Despair and depression at law school are real, and need attention

15 August 2017 | Story Penelope Andrews. Photo Nils Werner via Flickr.
Law school and the legal profession present their own distinct challenges.
Law school and the legal profession present their own distinct challenges.

The emotional health of law students was recently brought to my attention in an email from a student at the University of Cape Town’s law faculty where I am the dean. The student noted a perceived hyper competitive, overly demanding and alienating environment. This, he told me, was putting the mental health of some law students under severe strain. He stated that because of the atmosphere, “the use of anti-anxiety and antidepressant medication has become the norm amongst students” and alcohol is being consumed in alarming proportions.

The disturbing email had me pondering: was this an individual case of emotional distress or did it suggest a wider problem that required urgent attention? And what kind of attention? Is there something about law school in particular that drives its students to mental health problems and substance abuse? And, if so, how can it be addressed?

In seeking answers to these questions I first looked into the University of Cape Town’s policies and practices on addressing mental health and substance abuse. I then began an investigation into the issue of mental health among law students specifically, looking at South Africa and other countries. Though most of the rigorous, scientific research on the subject has been conducted in the US, it does offer some valuable insight into what’s driving the issue and how it may be addressed.

What we know

The American media has drawn attention to issues of substance abuse and mental health among law students and lawyers. One article written about the high instances of suicides among law students and lawyers cites a study by the American Psychology Association showing that lawyers are 3.6 times more likely to suffer from depression than non lawyers.

In 2014 a comprehensive study, The Survey of Law Student Well-Being, was conducted at 15 law schools across the US. It was designed to examine and address the incidence of alcoholism and drug use, as well as mental health concerns of law students. The study found that a quarter to a third of law students reported misuse of alcohol and drugs, as well as experiencing mental health problems.

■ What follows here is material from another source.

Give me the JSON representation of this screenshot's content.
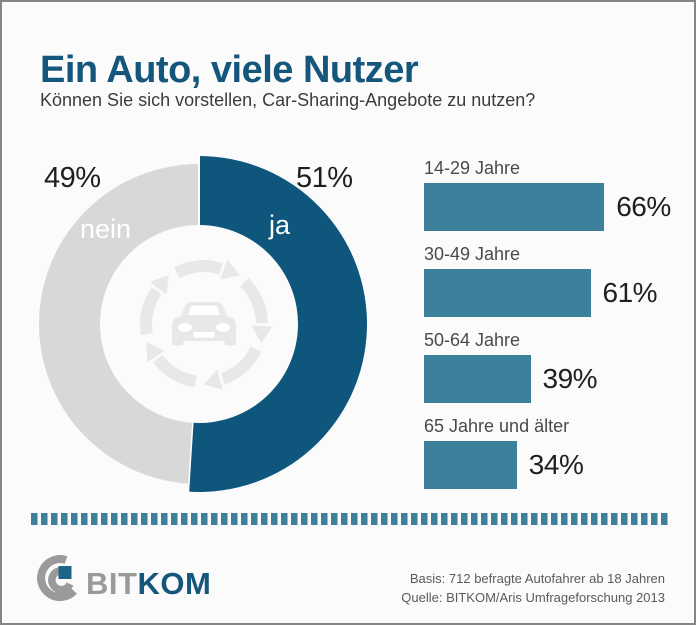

What was particularly disturbing about the findings was that a sizeable group of the students experiencing problems were reluctant to seek help. The factors that stopped them included social stigma, potential threat to job status, financial reasons, the idea that they could handle the problem themselves, or not having the time.

At South African universities, the question of student emotional wellness has been acknowledged and examined in some depth. These studies do not focus on law specifically but anecdotal evidence suggest that some law students may be experiencing similar pressure, requiring both personal and professional support and care.

All the signs seem to suggest that there is something particular to the education and training of lawyers that makes students and graduates prone to mental health problems and substance abuse. But knowing how to intervene requires a better understanding of what is driving this disturbing phenomenon.

Stresses in law

Studying law is fulfilling, rewarding and fun. But law studies are also academically tough. Success is predicated on hard work, long hours and emotional persistence. The skills of successful law graduates include resilience, perseverance and the determination and capacity to succeed despite obstacles.

This is true of other professions, but law is distinct in a few key ways.

In many ways law operates as an adversarial system with clear winners and losers. The combative prosecutor, the shrewd defence lawyer, the ruthless negotiator, the tough judge – these are all images of the strong, successful lawyer. Learning law therefore feels combative, not collaborative. This leads to a culture of competitiveness in law school, where the pressure to emulate successful lawyers is strong.

The practice of lawyering is also a more public endeavour than in other professions. Lawyers are open to public ridicule.

And because law students have to certify that they are “fit and proper” persons to practice they may feel particularly constrained to demonstrate any emotional problem, fearing that it may have an impact on their ability to be licensed to practice. They may also perceive seeking help as a sign of weakness – anathema to the perceived image of the strong lawyer.

Where to from here?

In response to the mental health challenges of its students, the University of Cape Town is pursuing a revised mental health policy for students that’s responsive to their needs and attuned to issues of inclusiveness and care.

In the law faculty, in line with the broader university-wide initiative, we are focusing on the question of how to encourage students to seek help when they need it. This means making mental health services visible, accessible, affordable and socially acceptable.

We are also addressing the way we teach law. Some aspects of the legal profession are inherently stressful. But our aim is to develop a caring institutional culture as well as solid academic support structures.